Maurice Denis, Le Christ vert, mai 1890, huile sur carton, H. 21 ; L. 15 cm, Achat, 2020, © Musée d’Orsay, Dist. RMN-Grand Palais / Patrice Schmidt

Un symbole d’horreur

Dans La Croix de  Jésus-Christ, John Stott nous rappelle à quel point il était surprenant pour les gens du premier siècle d’entendre qu’ils vénèrent un homme crucifié. Dans la culture païenne romaine, adorer une figure humaine n’était pas un problème. Pourtant, la crucifixion était une forme de punition si dégradante que personne ne pouvait imaginer un héros crucifié. Les citoyens romains étaient exemptés d’une telle exécution. La pratique elle-même était considérée avec un mépris et une horreur complets. Stott décrit un artefact du deuxième siècle, un exemple de graffitis anciens à Rome, qui ridiculise les chrétiens avec un dessin d’un homme crucifié avec la tête d’un âne et un autre debout en dessous levant son bras dans le culte avec la phrase rayée, « Alexamenos adore Dieu.”[1] Cela semble loin des magnifiques pendentifs et colliers de croix que l’on trouve à Rome aujourd’hui.

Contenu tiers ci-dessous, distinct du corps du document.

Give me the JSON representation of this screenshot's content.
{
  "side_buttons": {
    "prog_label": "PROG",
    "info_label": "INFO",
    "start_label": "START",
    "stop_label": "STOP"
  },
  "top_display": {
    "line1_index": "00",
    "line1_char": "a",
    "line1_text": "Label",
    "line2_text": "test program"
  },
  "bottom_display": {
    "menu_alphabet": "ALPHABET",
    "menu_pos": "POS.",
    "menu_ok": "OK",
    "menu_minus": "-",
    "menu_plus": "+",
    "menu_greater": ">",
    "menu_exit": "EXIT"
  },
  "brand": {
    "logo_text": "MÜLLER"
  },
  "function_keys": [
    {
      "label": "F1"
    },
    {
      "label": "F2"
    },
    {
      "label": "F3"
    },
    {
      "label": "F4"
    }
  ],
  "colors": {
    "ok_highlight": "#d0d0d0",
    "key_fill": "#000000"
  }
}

Ajoutez à cela l’horrible crucifixion de torture infligée à ses victimes. Il y avait l’humiliation d’être défilé à travers la ville et exécuté publiquement aux portes de la ville après avoir été déshabillé. Dans le climat méditerranéen, il ne faudrait pas longtemps pour que le soleil ait son plein effet sur la tête et la peau non couvertes, couplé aux effets de la déshydratation due à la perte de sang. Ensuite, nous pouvons imaginer l’humiliation de voir ses ennemis se moquer, les procureurs regardant avec une satisfaction suffisante, pendant que la famille reste impuissante pendant des heures à attendre la mort de leur bien-aimé. Il y avait une grande honte à être crucifié ; nous nous souvenons que Paul citait à l’église de Galate la malédiction de quelqu’un pendu à un arbre (Galates 3:13), et une malédiction écrite dans la loi de Moïse n’est pas un petit poids à porter.

Fleming Rutledge observe :

« Nous pouvons penser qu’il était plus facile pour les premiers chrétiens de comprendre la croix que pour nous, et c’est peut-être le cas, mais en même temps, ils avaient encore plus de raisons d’y cacher leur visage que nous parce qu’ils savaient ce que cela impliquait. Ils ont dû faire face, comme nous ne le faisons pas aujourd’hui, au mépris de leurs contemporains qui ne savaient que trop bien quel objet de dégoût était une crucifixion. La chose logique pour les premiers chrétiens aurait été de glisser au-delà de la passion le plus rapidement possible, en la décrivant comme un épisode malheureux mais accessoire sur le chemin de la résurrection. »[2]

La crucifixion est un scandale horrible qui est aussi la pierre angulaire de notre foi. Non seulement les chrétiens ne l’ont pas balayé, mais ils l’ont aussi considéré comme le moment d’espoir qui a tout bouleversé. Comment, alors, allons-nous de l’instrument de la honte à la croix comme expression de la beauté ?

Vers une vision de la beauté

La beauté peut être décrite de différentes manières, du proverbe populaire ‘La beauté n’a pas d’importance puisque l’amour est sans visage’ à un discours massif sur l’esthétique théologique. Mais lorsque nous arrivons à la croix, j’ai tendance à reculer en pensant au mal de sa pratique. Il m’a fallu un certain temps pour le considérer comme quelque chose de vraiment beau. Un ami m’a suggéré de lire Hans Urs von Balthasar, qui m’a aidé à reconsidérer ma réaction.

La beauté divine n’est pas subjective, ce qui signifie que ce ne sont pas les « yeux de celui qui la contemple » qui comptent.

Mon premier point à retenir est que la beauté divine n’est pas subjective, ce qui signifie que ce ne sont pas les « yeux de celui qui la contemple » qui comptent. Dieu est beau, la source de tout ce qui peut être appelé vraiment beau, et tout ce que nous percevons comme ayant de la beauté sur terre est le reflet de sa bonté. Selon Jacques 1.17, “tout bienfait et tout don parfait viennent d’en haut ; ils descendent du Père des lumières, en qui il n’y a ni changement ni l’ombre d’une variation.” [3](SEG21)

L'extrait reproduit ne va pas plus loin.